Our research team in the Curl Agricultural Health Lab has been conducting a long-term study of pregnant women’s exposure to glyphosate. The goal of this study is to understand both the magnitude of that exposure, and to determine how much glyphosate exposure comes from dietary and agricultural sources. We are pleased to report that enrollment and sample collection is complete.

Glyphosate, the active ingredient in herbicides such as Roundup, is the most commonly used agricultural chemical in the world. However, there is a  growing body of literature suggesting a possible relationship between glyphosate exposure and negative health outcomes, and estimates on human exposure are inadequate. The goal of this study, funded by the National Institutes of Health, is to 1) validate a longitudinal biomonitoring strategy to assess glyphosate exposure in pregnant women; 2) measure glyphosate exposure in a cohort of 40 pregnant women and quantify the relationship between this exposure and residential proximity to glyphosate-treated fields; and 3) measure the contribution of the dietary pathway to total glyphosate exposure.

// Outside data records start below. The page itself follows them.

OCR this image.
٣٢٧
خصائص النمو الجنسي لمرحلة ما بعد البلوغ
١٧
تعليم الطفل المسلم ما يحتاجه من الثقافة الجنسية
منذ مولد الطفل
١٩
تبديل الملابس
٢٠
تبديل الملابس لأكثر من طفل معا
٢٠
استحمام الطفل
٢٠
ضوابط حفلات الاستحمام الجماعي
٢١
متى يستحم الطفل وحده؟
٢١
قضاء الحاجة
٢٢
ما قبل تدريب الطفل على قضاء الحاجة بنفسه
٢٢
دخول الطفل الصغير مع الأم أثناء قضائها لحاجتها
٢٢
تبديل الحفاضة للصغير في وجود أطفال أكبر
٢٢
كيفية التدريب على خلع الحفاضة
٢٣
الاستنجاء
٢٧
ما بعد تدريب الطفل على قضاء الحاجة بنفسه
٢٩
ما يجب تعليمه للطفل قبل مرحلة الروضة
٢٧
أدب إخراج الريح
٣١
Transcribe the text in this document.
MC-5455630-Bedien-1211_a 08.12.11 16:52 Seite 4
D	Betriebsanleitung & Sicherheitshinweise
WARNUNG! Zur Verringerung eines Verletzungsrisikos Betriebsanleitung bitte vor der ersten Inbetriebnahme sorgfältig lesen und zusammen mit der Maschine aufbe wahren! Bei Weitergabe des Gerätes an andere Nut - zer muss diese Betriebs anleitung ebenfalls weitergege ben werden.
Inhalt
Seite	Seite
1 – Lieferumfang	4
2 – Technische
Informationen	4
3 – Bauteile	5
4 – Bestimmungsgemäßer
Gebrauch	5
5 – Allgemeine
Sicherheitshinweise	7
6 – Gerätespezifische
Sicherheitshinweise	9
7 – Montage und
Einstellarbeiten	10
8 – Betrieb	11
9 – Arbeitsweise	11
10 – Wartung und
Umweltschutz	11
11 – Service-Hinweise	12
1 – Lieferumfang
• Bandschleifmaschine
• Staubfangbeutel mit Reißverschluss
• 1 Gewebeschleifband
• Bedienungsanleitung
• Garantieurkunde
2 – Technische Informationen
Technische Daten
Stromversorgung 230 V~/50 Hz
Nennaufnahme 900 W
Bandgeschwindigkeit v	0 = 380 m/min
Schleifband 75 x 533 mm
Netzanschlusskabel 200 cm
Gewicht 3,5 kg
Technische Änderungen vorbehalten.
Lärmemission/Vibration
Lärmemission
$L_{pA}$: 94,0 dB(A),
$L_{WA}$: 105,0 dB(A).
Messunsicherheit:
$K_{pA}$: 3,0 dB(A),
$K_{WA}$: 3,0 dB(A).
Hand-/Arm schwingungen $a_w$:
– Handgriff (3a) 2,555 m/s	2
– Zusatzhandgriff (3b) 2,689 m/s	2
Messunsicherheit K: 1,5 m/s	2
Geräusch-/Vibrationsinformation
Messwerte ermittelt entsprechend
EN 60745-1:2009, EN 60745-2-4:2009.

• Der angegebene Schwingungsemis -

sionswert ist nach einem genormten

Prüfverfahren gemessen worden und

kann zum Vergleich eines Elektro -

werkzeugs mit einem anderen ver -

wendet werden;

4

In order to complete these goals, Dr. Cynthia Curl and her research team, in collaboration with Women, Infant, and Children clinics, successfully recruited 40 pregnant women living in Southwestern and South Central Idaho. Women were enrolled during their first trimester and weekly urine samples were collected throughout their entire pregnancies. A total of 864 weekly urine samples were collected (a 97% success rate). In addition, during a two-week long dietary intervention where participants were randomly assigned to eat one week of organic food and one week of conventional food, daily urine samples were collected with a 97% success rate (531 samples collected/546 total possible samples). Samples have been sent to the Centers for Disease Control and Prevention for glyphosate analysis, with results expected this summer.